Though Palou coped well under the enormous pressure being applied by the more experienced drivers he was finally passed by Markelov, who had used his uncanny ability to manage his tyres to kick his pace up a gear with just a handful of laps to go. Palou would eventually fall from the podium places with the DAMS drivers Latifi and Rowland able to score a double podium for their team, and the Spaniard would ultimately finish in eighth place.
Markelov would be able to pull away and win by a stunning margin of eleven seconds earned through pitch perfect strategy and timing. Though both Fuoco and Leclerc did make it back into the points, the overtaking and fighting took it out of their softer tyres, and the best the new champion could do was seventh place, which his teammate leading him home in fifth, with Nyck de Vries sandwiched between them. Despite being run off the track on the first lap and having the fight his way from plumb last, Luca Ghiotto made a single stop strategy work for him as well to make an excellent recovery to finish in fourth place.
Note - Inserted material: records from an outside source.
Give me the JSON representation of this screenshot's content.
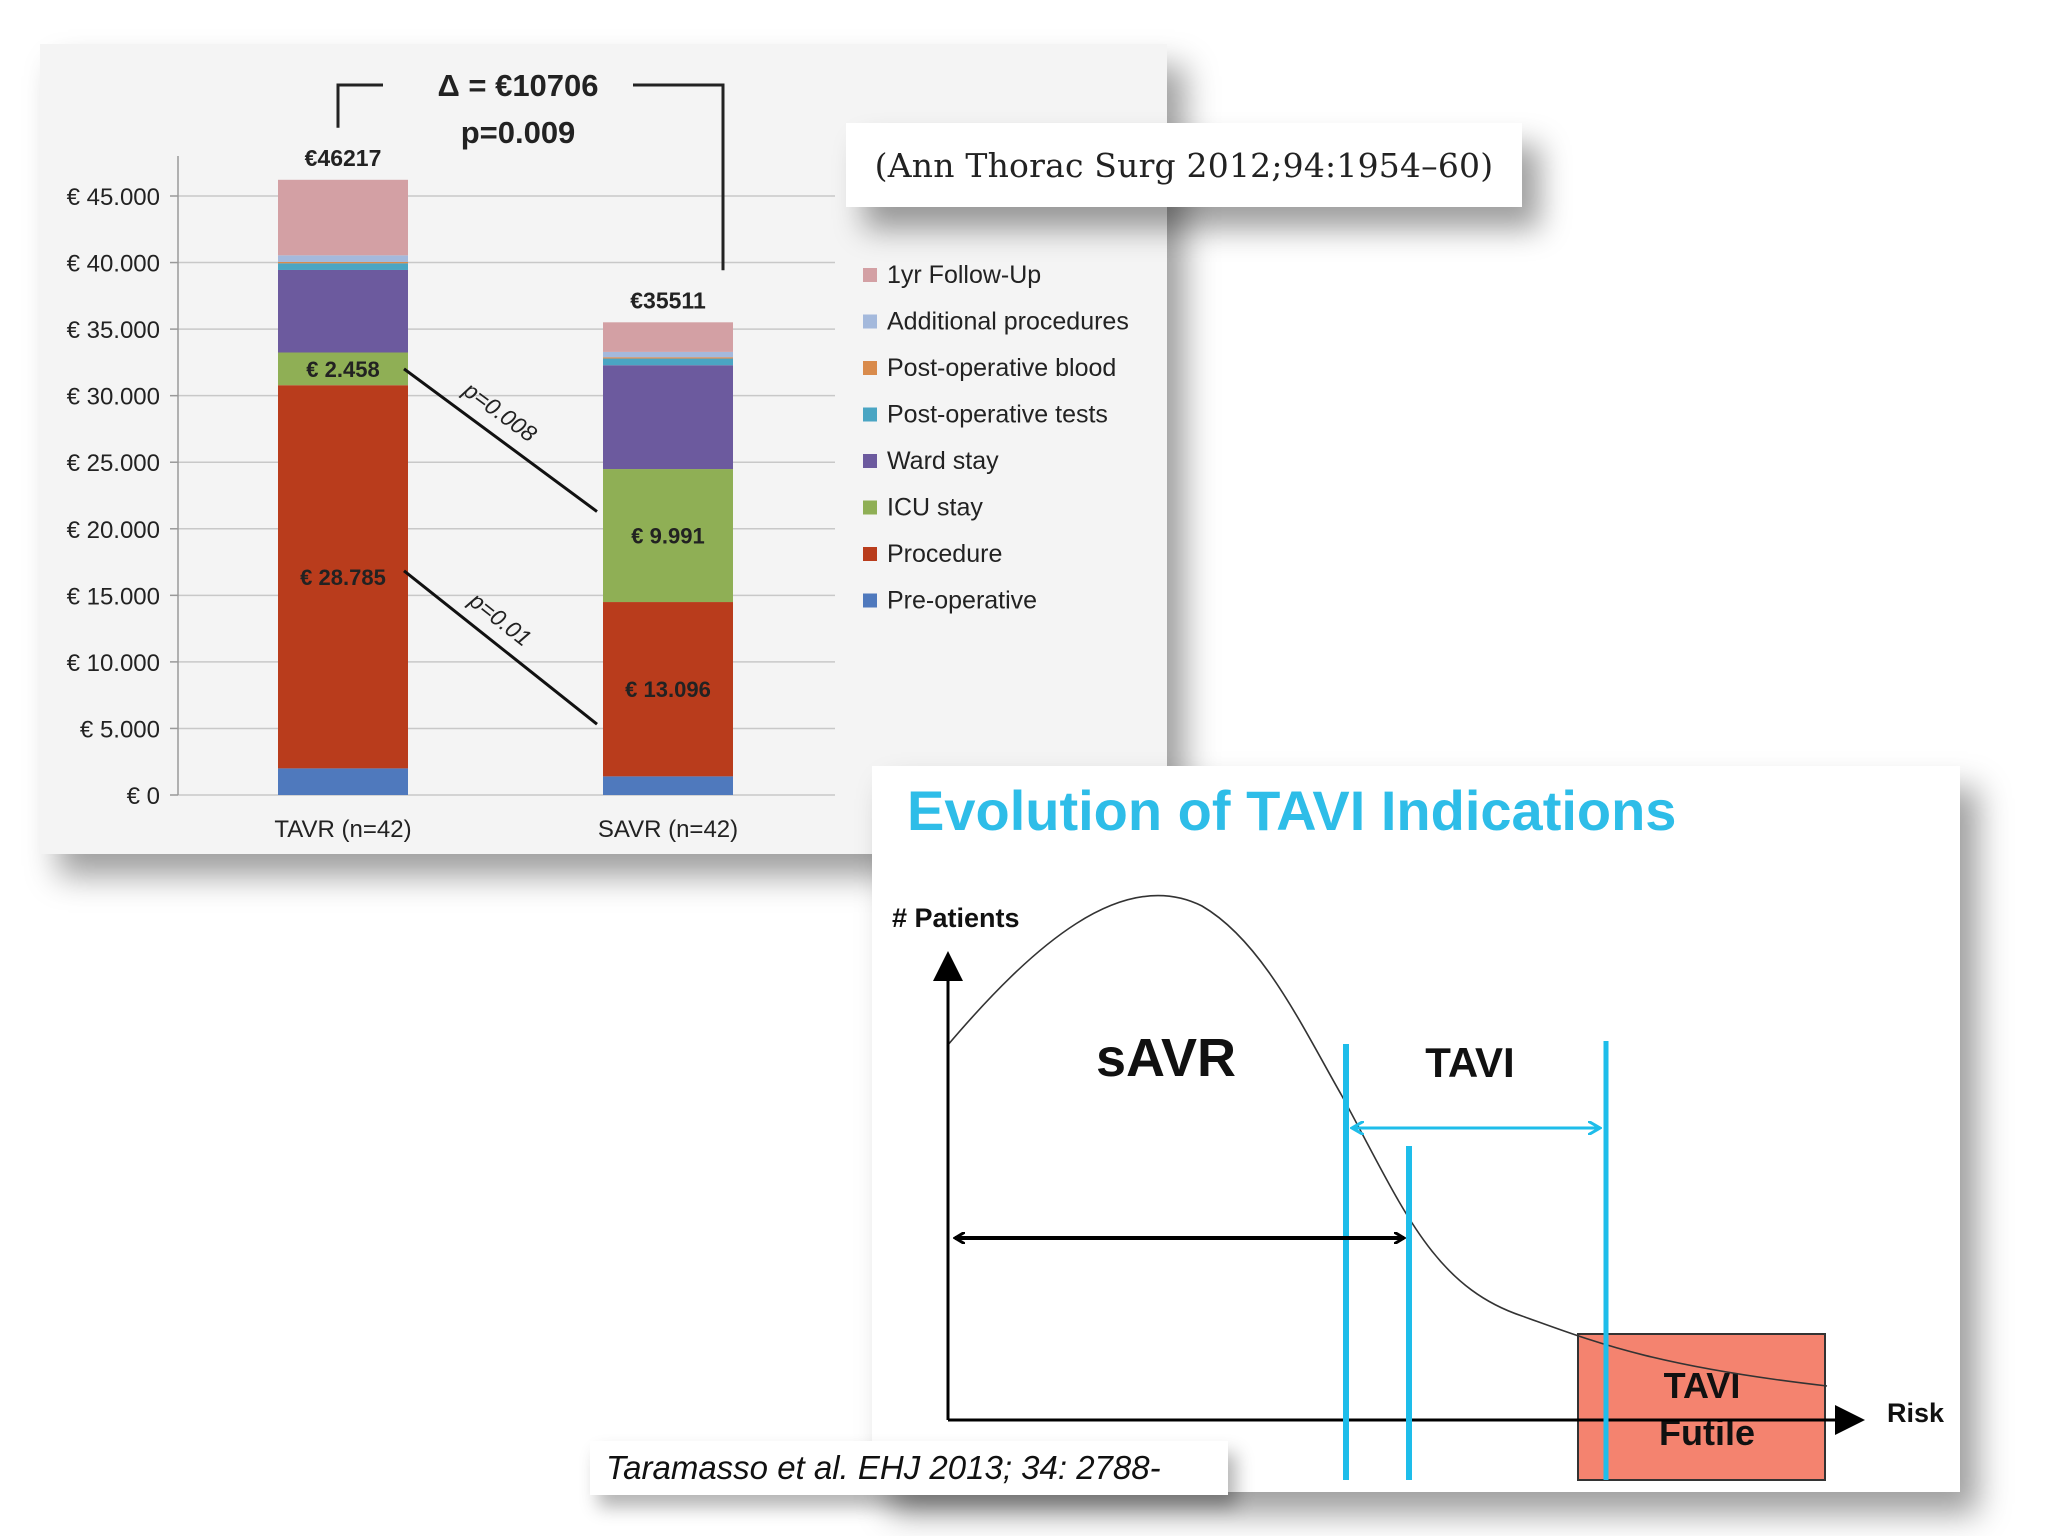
{
  "chart_data": [
    {
      "type": "bar",
      "stacked": true,
      "categories": [
        "TAVR (n=42)",
        "SAVR (n=42)"
      ],
      "totals": [
        "€46217",
        "€35511"
      ],
      "delta": {
        "line1": "Δ = €10706",
        "line2": "p=0.009"
      },
      "y_ticks": [
        "€ 45.000",
        "€ 40.000",
        "€ 35.000",
        "€ 30.000",
        "€ 25.000",
        "€ 20.000",
        "€ 15.000",
        "€ 10.000",
        "€ 5.000",
        "€ 0"
      ],
      "ylim": [
        0,
        47000
      ],
      "grid": true,
      "legend_position": "right",
      "series": [
        {
          "name": "Pre-operative",
          "color": "#4f79bd",
          "values": [
            2000,
            1400
          ]
        },
        {
          "name": "Procedure",
          "color": "#b93c1c",
          "values": [
            28785,
            13096
          ],
          "labels": [
            "€ 28.785",
            "€ 13.096"
          ]
        },
        {
          "name": "ICU stay",
          "color": "#8faf55",
          "values": [
            2458,
            9991
          ],
          "labels": [
            "€ 2.458",
            "€ 9.991"
          ]
        },
        {
          "name": "Ward stay",
          "color": "#6c5a9e",
          "values": [
            6200,
            7800
          ]
        },
        {
          "name": "Post-operative tests",
          "color": "#4aa5c3",
          "values": [
            500,
            500
          ]
        },
        {
          "name": "Post-operative blood",
          "color": "#d98b4c",
          "values": [
            100,
            100
          ]
        },
        {
          "name": "Additional procedures",
          "color": "#a4b9dc",
          "values": [
            500,
            400
          ]
        },
        {
          "name": "1yr Follow-Up",
          "color": "#d3a0a4",
          "values": [
            5674,
            2224
          ]
        }
      ],
      "legend_order": [
        "1yr Follow-Up",
        "Additional procedures",
        "Post-operative blood",
        "Post-operative tests",
        "Ward stay",
        "ICU stay",
        "Procedure",
        "Pre-operative"
      ],
      "comparisons": [
        {
          "series": "ICU stay",
          "p_label": "p=0.008"
        },
        {
          "series": "Procedure",
          "p_label": "p=0.01"
        }
      ]
    },
    {
      "type": "diagram",
      "title": "Evolution of TAVI Indications",
      "ylabel": "# Patients",
      "xlabel": "Risk",
      "regions": [
        "sAVR",
        "TAVI"
      ],
      "futile_box": {
        "line1": "TAVI",
        "line2": "Futile",
        "color": "#f4836f"
      },
      "accent_color": "#1ebdea"
    }
  ],
  "citations": {
    "ann_thorac": "(Ann Thorac Surg 2012;94:1954–60)",
    "taramasso": "Taramasso et al. EHJ 2013; 34: 2788-"
  }
}
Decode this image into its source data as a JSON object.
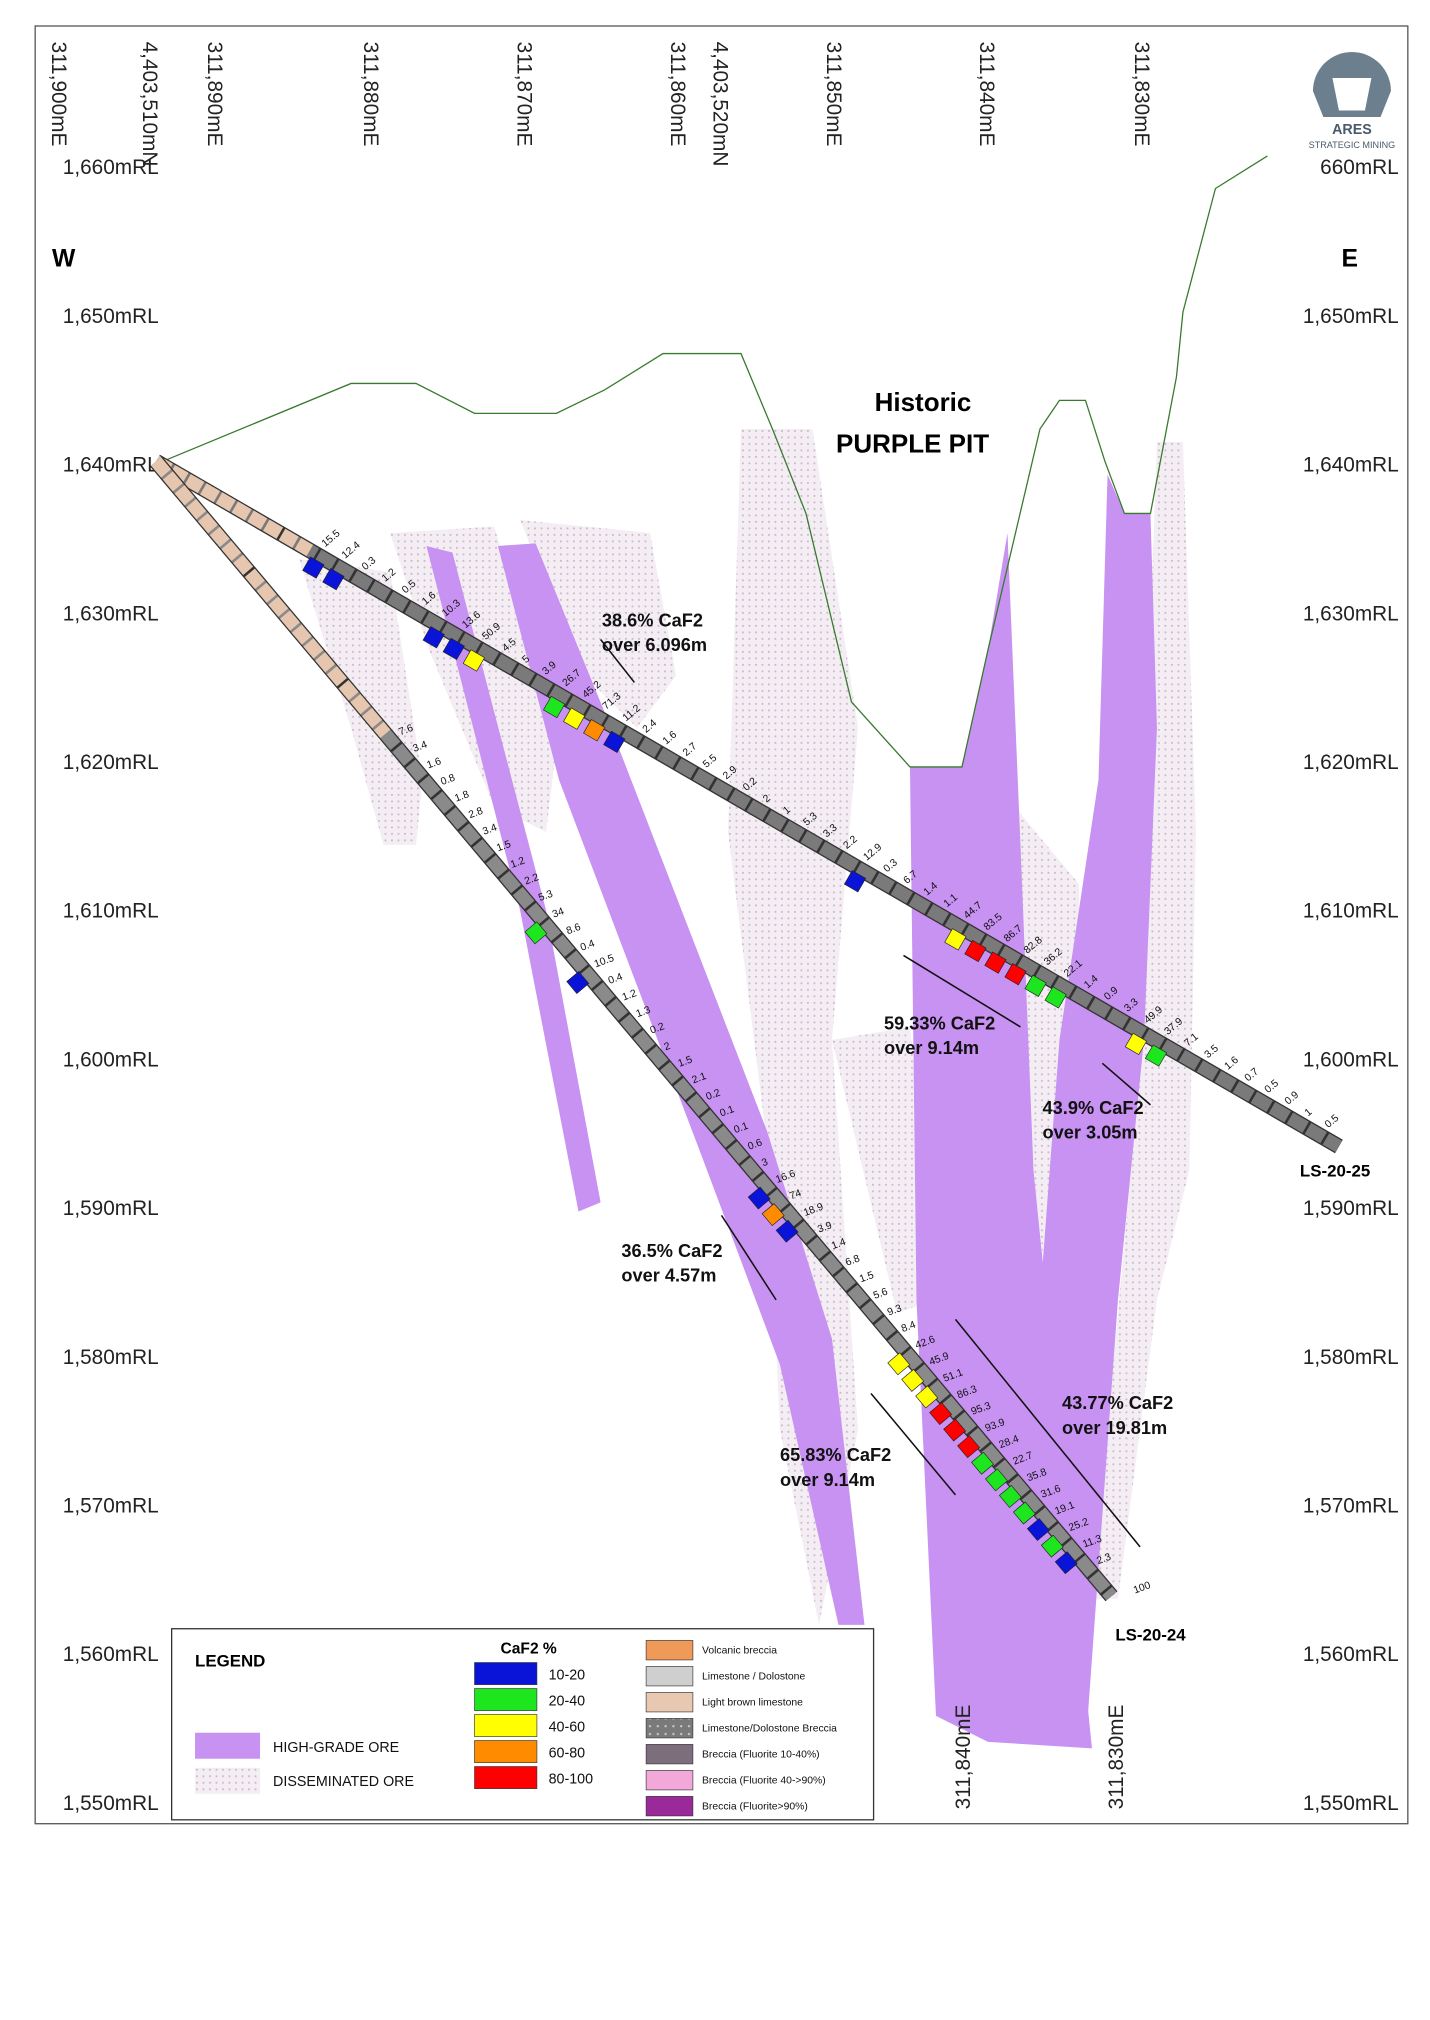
{
  "logo": {
    "name": "ARES",
    "subtitle": "STRATEGIC MINING"
  },
  "directions": {
    "west": "W",
    "east": "E"
  },
  "top_labels": [
    "311,900mE",
    "4,403,510mN",
    "311,890mE",
    "311,880mE",
    "311,870mE",
    "311,860mE",
    "4,403,520mN",
    "311,850mE",
    "311,840mE",
    "311,830mE"
  ],
  "bottom_labels": [
    "311,840mE",
    "311,830mE"
  ],
  "left_elevations": [
    "1,660mRL",
    "1,650mRL",
    "1,640mRL",
    "1,630mRL",
    "1,620mRL",
    "1,610mRL",
    "1,600mRL",
    "1,590mRL",
    "1,580mRL",
    "1,570mRL",
    "1,560mRL",
    "1,550mRL"
  ],
  "right_elevations": [
    "660mRL",
    "1,650mRL",
    "1,640mRL",
    "1,630mRL",
    "1,620mRL",
    "1,610mRL",
    "1,600mRL",
    "1,590mRL",
    "1,580mRL",
    "1,570mRL",
    "1,560mRL",
    "1,550mRL"
  ],
  "pit_label": [
    "Historic",
    "PURPLE PIT"
  ],
  "intercepts": [
    {
      "grade": "38.6% CaF2",
      "length": "over 6.096m"
    },
    {
      "grade": "59.33% CaF2",
      "length": "over 9.14m"
    },
    {
      "grade": "43.9% CaF2",
      "length": "over 3.05m"
    },
    {
      "grade": "36.5% CaF2",
      "length": "over 4.57m"
    },
    {
      "grade": "43.77% CaF2",
      "length": "over 19.81m"
    },
    {
      "grade": "65.83% CaF2",
      "length": "over 9.14m"
    }
  ],
  "holes": [
    {
      "name": "LS-20-25",
      "assays": [
        15.5,
        12.4,
        0.3,
        1.2,
        0.5,
        1.6,
        10.3,
        13.6,
        50.9,
        4.5,
        5,
        3.9,
        26.7,
        45.2,
        71.3,
        11.2,
        2.4,
        1.6,
        2.7,
        5.5,
        2.9,
        0.2,
        2,
        1,
        5.3,
        3.3,
        2.2,
        12.9,
        0.3,
        6.7,
        1.4,
        1.1,
        44.7,
        83.5,
        86.7,
        82.8,
        36.2,
        22.1,
        1.4,
        0.9,
        3.3,
        49.9,
        37.9,
        7.1,
        3.5,
        1.6,
        0.7,
        0.5,
        0.9,
        1,
        0.5
      ]
    },
    {
      "name": "LS-20-24",
      "assays": [
        7.6,
        3.4,
        1.6,
        0.8,
        1.8,
        2.8,
        3.4,
        1.5,
        1.2,
        2.2,
        5.3,
        34,
        8.6,
        0.4,
        10.5,
        0.4,
        1.2,
        1.3,
        0.2,
        2,
        1.5,
        2.1,
        0.2,
        0.1,
        0.1,
        0.6,
        3,
        16.6,
        74,
        18.9,
        3.9,
        1.4,
        6.8,
        1.5,
        5.6,
        9.3,
        8.4,
        42.6,
        45.9,
        51.1,
        86.3,
        95.3,
        93.9,
        28.4,
        22.7,
        35.8,
        31.6,
        19.1,
        25.2,
        11.3,
        2.3
      ],
      "end_depth": 100
    }
  ],
  "legend": {
    "title": "LEGEND",
    "ore": [
      "HIGH-GRADE ORE",
      "DISSEMINATED ORE"
    ],
    "grade_title": "CaF2 %",
    "grades": [
      {
        "label": "10-20",
        "color": "#0a14d8"
      },
      {
        "label": "20-40",
        "color": "#1ee61e"
      },
      {
        "label": "40-60",
        "color": "#ffff00"
      },
      {
        "label": "60-80",
        "color": "#ff8c00"
      },
      {
        "label": "80-100",
        "color": "#ff0000"
      }
    ],
    "lithology": [
      "Volcanic breccia",
      "Limestone / Dolostone",
      "Light brown limestone",
      "Limestone/Dolostone Breccia",
      "Breccia (Fluorite 10-40%)",
      "Breccia (Fluorite 40->90%)",
      "Breccia (Fluorite>90%)"
    ]
  }
}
It will come as a surprise to few to see Charles Leclerc wrap up the championship so emphatically with a round to spare, but that does not mean there is nothing left to play for when Formula 2 returns in Abu Dhabi for its final two races of 2017. The question of who will take home the title of vice-champion still remains unanswered, and while it may seem like something of a consolation, second and third place in the championship each come with forty super license points – the number required to be eligible for a FIA super license and to be able to compete in Formula 1.
The battle to win the F2 team’s title is also incredibly close, with Prema, DAMS and Russian Time all within six points of each other. It’s anyone’s guess as to who will take home that prize when the chequered flag falls on the sprint race in Abu Dhabi.